The infinite inflation of VLX could have destroyed Velas’ $100M market cap, but the threat has been mitigated thanks to the responsible disclosure of the vulnerability, and the resulting security fix (commit).
After spending some time writing infrastructure for finding smart contracts vulnerabilities, I stumbled upon pwning.eth’s great writeups for “delegatecall -> precompiled smart contract”-type bugs found in the implementations of blockchain nodes.
It struck me as the type of pitfall that would require deep EVM internals knowledge in order to avoid, so I decided to change my research focus from smart contracts, to the blockchain nodes themselves.
To follow what comes next, I recommend you read this great analysis to understand how this class of bugs work.
In any case, the important takeaway to keep in mind is that an attacker can trick a precompiled contract they’re sending assets to it, if the precompiled contract’s implementation doesn’t make sure it’s not called using delegatecall
.
I opened DefiLlama’s list of top EVM chains, and started auditing them one by one.
Most blockchains didn’t add any new precompiled contracts, and only had the ones forked from Ethereum.
Some blockchains introduced new precompiled contracts, but they didn’t touch anything sensitive.
Some blockchains introduced new precompiled contracts that touched sensitive areas, but also implemented the relevant guardrail of not allowing them to be called with delegatecall
.
And then came Velas.
Velas is a hybrid chain, leveraging Solana’s high transaction throughput (up to 65k TPS), together with Ethereum’s Virtual Machine (EVM), the de-facto standard for smart contract execution in the blockchain space.
Velas’ chain supports EVM transaction execution via wrapping it into a regular native (Solana-like) transaction with an instruction to invoke an EVM Program which executes the wrapped EVM transaction inside the chain’s embedded EVM.
You can hold the chain’s native currency, VLX, in "Solana space" aka "Native space", or in "EVM space".
When it’s in Native space, it’s owned by your Native, Solana-type account.
And when it’s in EVM space it belongs to an EVM address, while in the Native space it’s represented as being held “in custody" by the EvmState account.
The way to bridge VLX from the EVM space to Native space is to send a transaction to a precompiled contract called ETH_TO_VLX at 0x56454c41532D434841494e000000000053574150:
Which has following interface:
interface ETH_TO_VLX {
function transferToNative(bytes32 native_recipient) external payable;
}
This bug is very similar to the Aurora and Moonbeam bugs.
It’s caused by the ETH_TO_VLX
precompiled contract not taking into account it can be called with delegatecall
, and thus not properly verifying that the funds it’s being asked to bridge are actually being sent to it.

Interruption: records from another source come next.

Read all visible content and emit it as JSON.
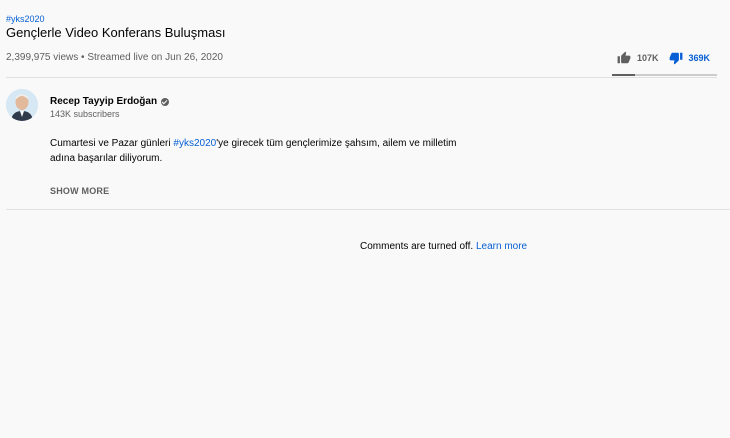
{
  "video": {
    "hashtag": "#yks2020",
    "title": "Gençlerle Video Konferans Buluşması",
    "meta": "2,399,975 views • Streamed live on Jun 26, 2020",
    "likes": "107K",
    "dislikes": "369K",
    "sentiment_like_fraction": 0.22
  },
  "channel": {
    "name": "Recep Tayyip Erdoğan",
    "subscribers": "143K subscribers",
    "verified_icon": "verified-check-icon"
  },
  "description": {
    "part1": "Cumartesi ve Pazar günleri ",
    "hashtag": "#yks2020",
    "part2": "'ye girecek tüm gençlerimize şahsım, ailem ve milletim adına başarılar diliyorum.",
    "show_more": "SHOW MORE"
  },
  "comments": {
    "text": "Comments are turned off.",
    "link": "Learn more"
  },
  "colors": {
    "link": "#065fd4",
    "secondary": "#606060",
    "background": "#f9f9f9"
  }
}
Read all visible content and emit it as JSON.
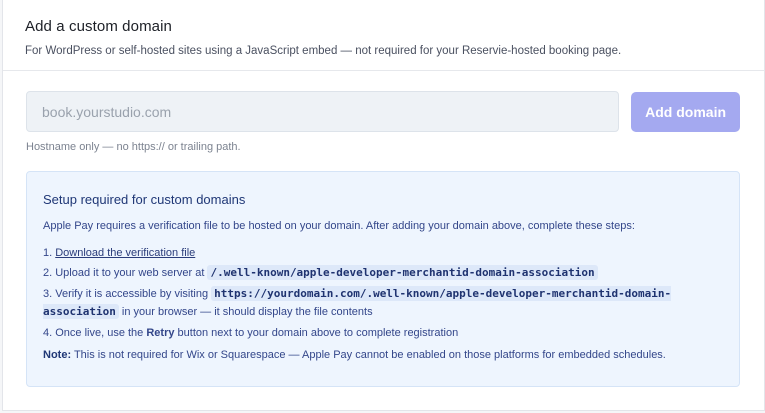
{
  "header": {
    "title": "Add a custom domain",
    "subtitle": "For WordPress or self-hosted sites using a JavaScript embed — not required for your Reservie-hosted booking page."
  },
  "form": {
    "input_value": "",
    "input_placeholder": "book.yourstudio.com",
    "add_button_label": "Add domain",
    "hint": "Hostname only — no https:// or trailing path."
  },
  "setup": {
    "title": "Setup required for custom domains",
    "intro": "Apple Pay requires a verification file to be hosted on your domain. After adding your domain above, complete these steps:",
    "step1_prefix": "1. ",
    "step1_link": "Download the verification file",
    "step2_prefix": "2. Upload it to your web server at ",
    "step2_code": "/.well-known/apple-developer-merchantid-domain-association",
    "step3_prefix": "3. Verify it is accessible by visiting ",
    "step3_code": "https://yourdomain.com/.well-known/apple-developer-merchantid-domain-association",
    "step3_suffix": " in your browser — it should display the file contents",
    "step4_prefix": "4. Once live, use the ",
    "step4_bold": "Retry",
    "step4_suffix": " button next to your domain above to complete registration",
    "note_label": "Note:",
    "note_text": " This is not required for Wix or Squarespace — Apple Pay cannot be enabled on those platforms for embedded schedules."
  },
  "colors": {
    "accent_button": "#a4a9f0",
    "info_box_bg": "#eef5fe",
    "info_text": "#33468a"
  }
}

The vulnerability’s PoC creates a smart contract which calls this precompiled contract using delegatecall
which doesn't actually send the VLX tokens to it, but it does trick it into transferring the corresponding amount of VLX to our Native space account.

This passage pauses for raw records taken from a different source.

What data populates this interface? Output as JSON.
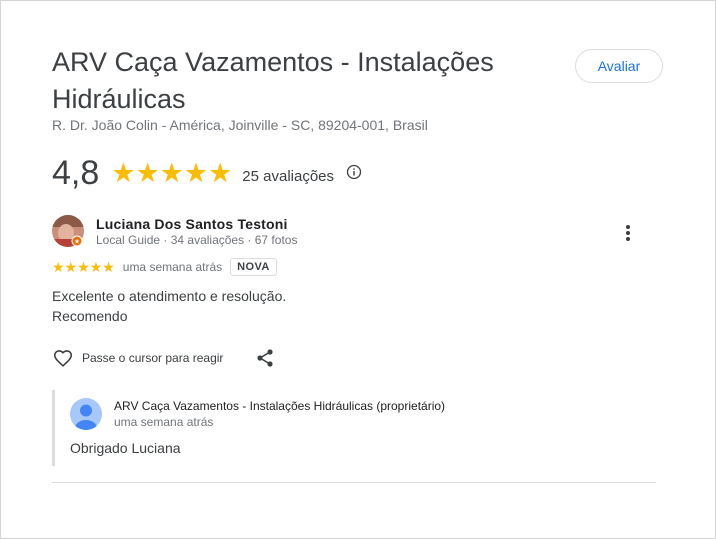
{
  "place": {
    "title": "ARV Caça Vazamentos - Instalações Hidráulicas",
    "address": "R. Dr. João Colin - América, Joinville - SC, 89204-001, Brasil",
    "rate_button": "Avaliar",
    "rating": "4,8",
    "stars": "★★★★★",
    "review_count": "25 avaliações",
    "info_icon": "info-icon"
  },
  "review": {
    "author": "Luciana Dos Santos Testoni",
    "meta": "Local Guide · 34 avaliações · 67 fotos",
    "stars": "★★★★★",
    "time": "uma semana atrás",
    "badge": "NOVA",
    "text_line1": "Excelente o atendimento e resolução.",
    "text_line2": "Recomendo",
    "react_hint": "Passe o cursor para reagir",
    "icons": [
      "heart-icon",
      "share-icon",
      "more-vert-icon",
      "local-guide-badge-icon"
    ]
  },
  "owner_reply": {
    "name": "ARV Caça Vazamentos - Instalações Hidráulicas (proprietário)",
    "time": "uma semana atrás",
    "text": "Obrigado Luciana",
    "icon": "default-avatar-icon"
  },
  "colors": {
    "star": "#fbbc04",
    "link_blue": "#1a73e8",
    "secondary_text": "#70757a",
    "divider": "#dadce0"
  }
}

This process can be repeated to steal all the VLX tokens owned by the EVMSTATE Native account, while also minting an infinite amount of VLX tokens in the EVM space.
The infinite inflation of VLX could have seriously damaged the whole ecosystem of Velas (the market-cap of VLX was 100 million dollars at the time of disclosure).

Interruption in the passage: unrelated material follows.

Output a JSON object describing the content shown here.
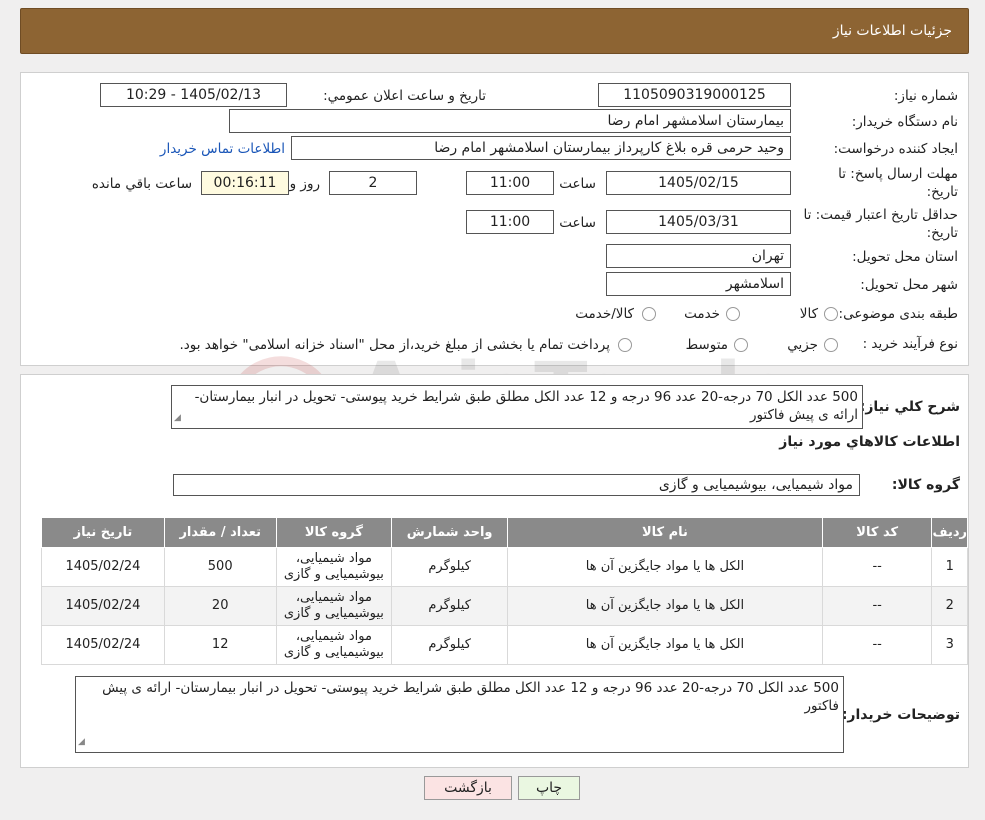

I’d like to thank Mitchell of Immunefi for his gracious pro-bono assistance with the vulnerability’s disclosure, out of his deep commitment for securing the crypto space (it wasn’t as straightforward because Velas does not have a bug bounty program).
I wouldn’t have gone this particular research path if it wasn’t for pwning.eth’s inspiring writeups. First of all for the merit of their top-notch technical breakdowns, and second of all for their unique and engaging literary style that makes them a joy to read.
Last but not least, I would like to thank Roman and the rest of the Velas team for their decision to reward me a $100k bounty for the disclosure (denominated in VLX staked for 6 months), and for releasing the security fix so quickly (released within 23 hours).